State Board members rip Luna’s K-12 budget


State Board of Education member Bill Goesling ripped into Superintendent of Public Instruction Tom Luna’s budget proposal on Thursday, calling the 5.9 percent spending increase “unacceptable.”

goesling

Bill Goesling

Goesling said an increase in public school funding would come at the expense of Idaho’s colleges and universities.

“I find this to be just an unacceptable increase in numbers,” Goesling said during the board’s meeting in Lewiston. “I think at some point the board is going to have stand up and say, ‘This is not going to work for higher education.’”

Luna’s K-12 budget proposal does not factor in higher education spending, and it does not call for any cuts in any other budgets.

Goesling suggested board members — who are appointed by Gov. Butch Otter — make a separate recommendation to the governor.

Although he was perhaps the most vocal critic of Luna’s proposed budget, Goesling was not alone.

“The fact is these numbers are staggering when you look at where we are going and what we are doing and who is going to be robbed in this whole spectrum of moneys,” said board member Milford Terrell. Terrell said he understands public schools and universities are both seeking a restoration of Great Recession-era budget cuts.

The debate flared up as Luna Deputy Chief of Staff Jason Hancock presented an overview of the budget proposal.

The proposal calls for a $77 million increase in public school funding. Luna built his budget around several recommendations from Otter’s Task Force For Improving Education, including a five-year proposal to reverse cuts in K-12 operational funding, and a transformation of Idaho’s teacher pay model.

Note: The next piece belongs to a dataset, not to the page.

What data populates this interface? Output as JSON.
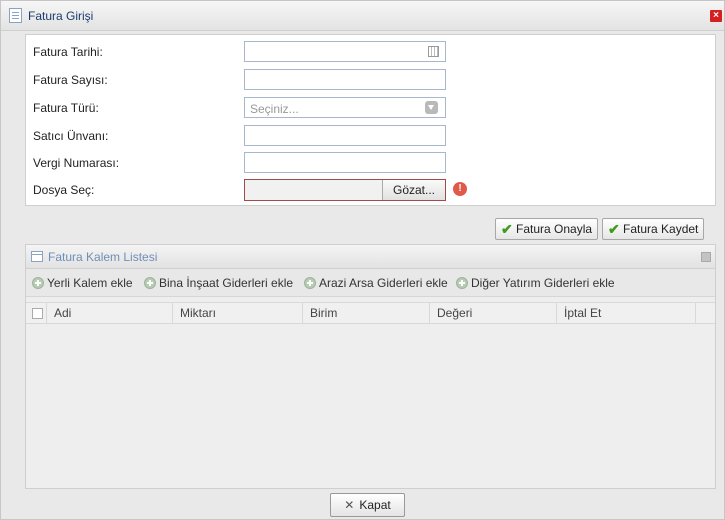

Those recommendations were backed unanimously by the 31-member task force — which included four members of the State Board, but not Goesling or Terrell.

Although the funding debate was passionate, it may have been somewhat of an academic exercise. The State Board does not appropriate funds – that task falls to lawmakers and Otter.

Richard Westerberg

Richard Westerberg

State board member Richard Westerberg – the task force’s chairman – appeared to sense the tension in the room Thursday. On at least two occasions, he jokingly asked if members could take an early break for lunch and set the discussion aside until later.

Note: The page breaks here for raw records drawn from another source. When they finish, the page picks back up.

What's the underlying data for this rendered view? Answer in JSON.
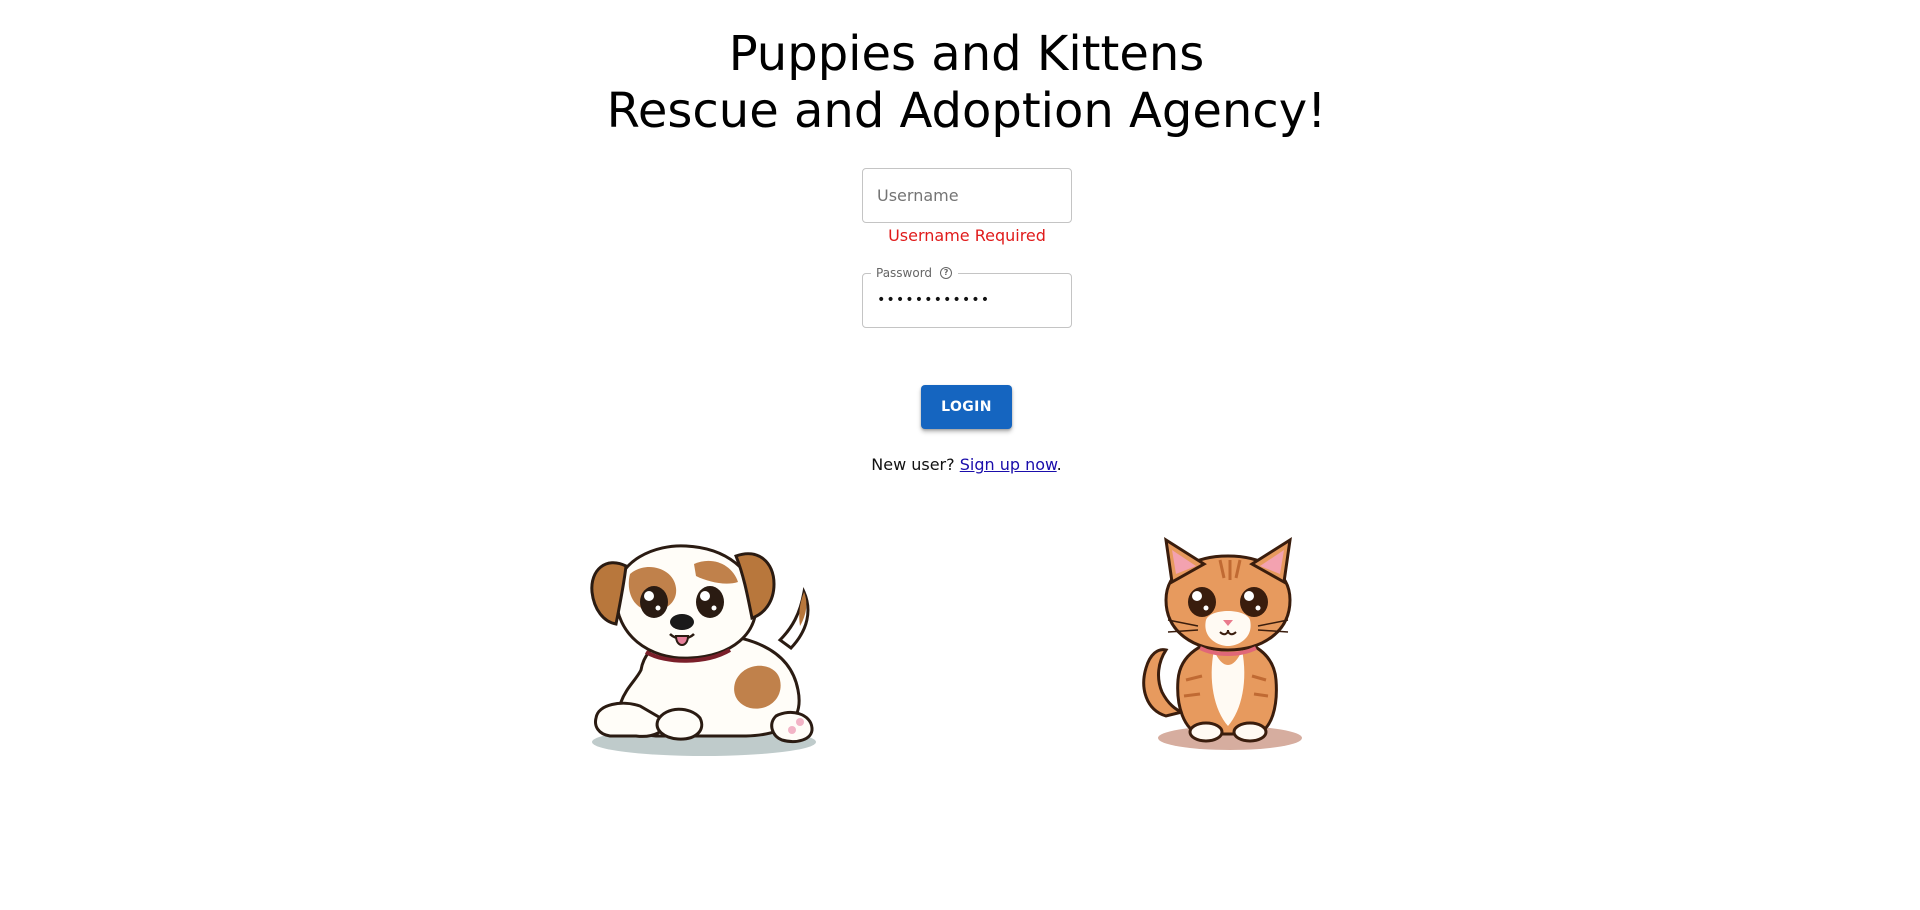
{
  "header": {
    "title_line1": "Puppies and Kittens",
    "title_line2": "Rescue and Adoption Agency!"
  },
  "form": {
    "username": {
      "placeholder": "Username",
      "value": "",
      "error": "Username Required"
    },
    "password": {
      "label": "Password",
      "help_icon": "help-circle-icon",
      "masked_value": "••••••••••••"
    },
    "login_label": "LOGIN"
  },
  "signup": {
    "prefix": "New user? ",
    "link_text": "Sign up now",
    "suffix": "."
  },
  "images": {
    "puppy": "puppy-illustration",
    "kitten": "kitten-illustration"
  },
  "colors": {
    "primary_button": "#1565c0",
    "error_text": "#e01b1b",
    "link": "#1a0dab"
  }
}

Westerberg stood behind the task force’s work while acknowledging the “sticker shock” reaction to the budget.

“I don’t think anyone on the board or in the room would argue that we have adequately funded K-12 education,” Westerberg said.

Even before Thursday, the budget proposal has drawn mixed reviews.


  • Adam Collins

    Well done Bill. I agree that the funding proposal offered by Tom Luna is unacceptable, as it is far too low and should be significantly higher. Sadly, it appears that Bill Goesling is perfectly happy to bury his head in the sand provided to him by his Republican benefactors and decry the poor funding situation in Idaho but do absolutly nothing about it. Once again, political hypocrisy is evident again in the State Board of Education.

  • Steve Smylie

    Well, you get what you pay for.

    The irony is that both are correct. Higher Ed. and K-12 both can justify the funding they request. By starting the repeal of the personal property tax and ignoring how many sales transactions now take place in the digital age, Idaho guarantees that education will always be shortchanged. As our prisons keep expanding, since no one wants to discuss sentencing and rehabilitation, and as our tax receipts reflect the fact that so many of our citizens are either unemployed or working for low wages, it will only get worse.

    The legislature could solve the problem with one simple move, join other states in the Streamline Sales Tax project, so that online sales are treated like every other sale in the state. Of course, equity and fairness might be too much to ask.

  • http://EnoughIsEnoughIdaho Russell Joki

    When higher education is held accountable–with the same scrutiny of k-12, with published performance data, for starts–then and only then should the State Board express interest in additional state support for higher education.

    Every national trend–from President Obama to the parents who pay the tuition fees to send a child to college–indicates a deep and growing distrust for higher education quality and disdain for the increased costs of and usefulness of a university degree.

    It is deserved. While Idaho university presidents can still “sell” the good old “Idaho higher education bargain”, they cannot, with a straight face, give us quality assurances.

    Why not? The State Board of Education has yet to ask the hard accountability questions to the “parade of presidents and provosts” who come asking for more money while bemoaning “the failure of k-12 education”.

    Here’s a very short list of hard questions the State Board should ask and then require the universities to publish on their websites and disclose to every student who enrolls:

    1) What is your university’s graduate employment rate for the last five years?
    2) Where did your university graduates finding employment in the last five years?
    3) What, exactly, has your university’s research contributed to solving Idaho’s problems?
    4) How often and what were the results of shared research with other state universities?
    5) Explain why your university’s administration salaries and benefits outpace those of your faculty?

    By the way–these are “soft ball” questions compared to those asked each and every day of any k-12 superintendent.